Смертельные враги

22
18
20
22
24
26
28
30

— Сто человек! — провозгласил Эспиноза, по-прежнему обращаясь к Пардальяну.

«Бедный я, бедный!» — подумал шевалье, сохраняя, однако, невозмутимость.

— Эскорт принцессы Фаусты! — приказал Эспиноза отрывистым голосом.

Фауста смотрела и слушала с неизменным спокойствием…

Пардальян небрежно прислонился к двери, через которую он вошел, и горделивая улыбка озирала его тонкое лицо при виде неслыханных мер предосторожности, принятых против одного-единственного человека — против него самого! Однако в глубине души он вполне искренне и нещадно ругал себя.

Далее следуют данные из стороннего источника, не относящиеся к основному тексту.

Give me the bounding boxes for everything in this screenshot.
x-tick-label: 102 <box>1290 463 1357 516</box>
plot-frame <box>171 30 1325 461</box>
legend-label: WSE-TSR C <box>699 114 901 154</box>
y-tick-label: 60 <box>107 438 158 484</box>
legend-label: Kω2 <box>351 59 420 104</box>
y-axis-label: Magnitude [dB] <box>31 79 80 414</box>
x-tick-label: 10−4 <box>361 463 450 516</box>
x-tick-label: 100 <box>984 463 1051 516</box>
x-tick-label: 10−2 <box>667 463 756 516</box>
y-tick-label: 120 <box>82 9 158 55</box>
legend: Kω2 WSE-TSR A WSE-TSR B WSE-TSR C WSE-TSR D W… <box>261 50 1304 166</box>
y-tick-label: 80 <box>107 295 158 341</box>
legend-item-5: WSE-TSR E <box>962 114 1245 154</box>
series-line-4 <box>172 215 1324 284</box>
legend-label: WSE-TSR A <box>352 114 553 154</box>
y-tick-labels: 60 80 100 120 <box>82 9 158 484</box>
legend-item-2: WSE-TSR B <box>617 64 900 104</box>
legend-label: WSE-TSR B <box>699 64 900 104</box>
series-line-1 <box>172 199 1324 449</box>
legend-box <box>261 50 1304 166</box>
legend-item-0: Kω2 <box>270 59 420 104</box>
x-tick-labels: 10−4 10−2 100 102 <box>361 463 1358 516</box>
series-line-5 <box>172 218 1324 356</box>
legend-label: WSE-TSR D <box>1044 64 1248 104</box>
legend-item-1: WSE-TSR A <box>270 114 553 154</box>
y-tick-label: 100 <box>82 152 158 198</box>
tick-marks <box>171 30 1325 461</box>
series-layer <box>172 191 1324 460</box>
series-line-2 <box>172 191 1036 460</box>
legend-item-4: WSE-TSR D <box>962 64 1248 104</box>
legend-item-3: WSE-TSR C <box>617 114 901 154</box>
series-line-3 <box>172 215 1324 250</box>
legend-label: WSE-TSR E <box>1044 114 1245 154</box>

«Чума меня забери! — думал он. — И надо мне было выступать в роли верного слуги этой противной Фаусты! Какое мне было дело до ее разногласий с этим главой инквизиции — а он кажется мне грозным бойцом, несмотря на все его елейно-медовые ужимки, и уж во всяком случае он не умалишенный вроде меня: взять хотя бы этих великанов-монахов или солдат, которых он сюда нагнал!.. Разрази меня гром!.. Неужто я так и останусь до конца моих дней все тем же взбалмошным и неосмотрительным юнцом, который не способен ни на какое мало-мальски разумное и трезвое суждение?! Чтоб мне несколько лет клацать зубами от болотной лихорадки! Это же подумать только, в какое осиное гнездо завела меня моя дурацкая страсть вмешиваться в чужие дела. Да если бы мой бедный батюшка видел, какую жестокую шутку сыграла надо мной моя собственная глупость, он бы долго и справедливо бранил своего непутевого сынка!.. Да, пожалуй, и мой новый друг Сервантес угостил бы меня своей вечной присказкой: «Дон Кихот!», посмотрев, как меня обложили в норе, словно несмышленого лисенка!»

Но очень скоро в настроении шевалье произошла обычная для него перемена: теперь, когда он должным образом отчитал себя, в нем вновь заговорила его беззаботность:

— Ба, в конце концов, я еще не умер!.. И не такое видывали!

И он улыбнулся своей лукавой улыбкой. А Эспиноза, по-видимому, неверно истолковав эту улыбку, продолжал с неизменно серьезным видом:

— Будет ли вам угодно настежь открыть дверь, к которой вы прислонились, господин де Пардальян?

Не говоря ни слова, Пардальян молча сделал то, о чем его просили.

За дверью обнаружилась железная решетка. Отступление с этой стороны было, таким образом, отрезано.

— Тысяча чертей! — пробормотал Пардальян.

И он невольно покосился на окно.

В тот же миг в тишине, нависшей над этой фантастической сценой, раздался легкий щелчок, и в комнате воцарился полумрак.

Эспиноза подал знак, и один из монахов открыл окно; как и дверь, оно теперь было забрано снаружи железным занавесом.

«Проклятие! — мысленно яростно прорычал Пардальян. — До чего же мне хочется задушить его!»

В этот момент в коридоре показались Шалабр, Монсери и Сен-Малин.

— Сударыня, — объявил Эспиноза, — вот ваш эскорт. Вы свободны.

— До свидания, шевалье, — сказала Фауста, никак не проявляя своего волнения.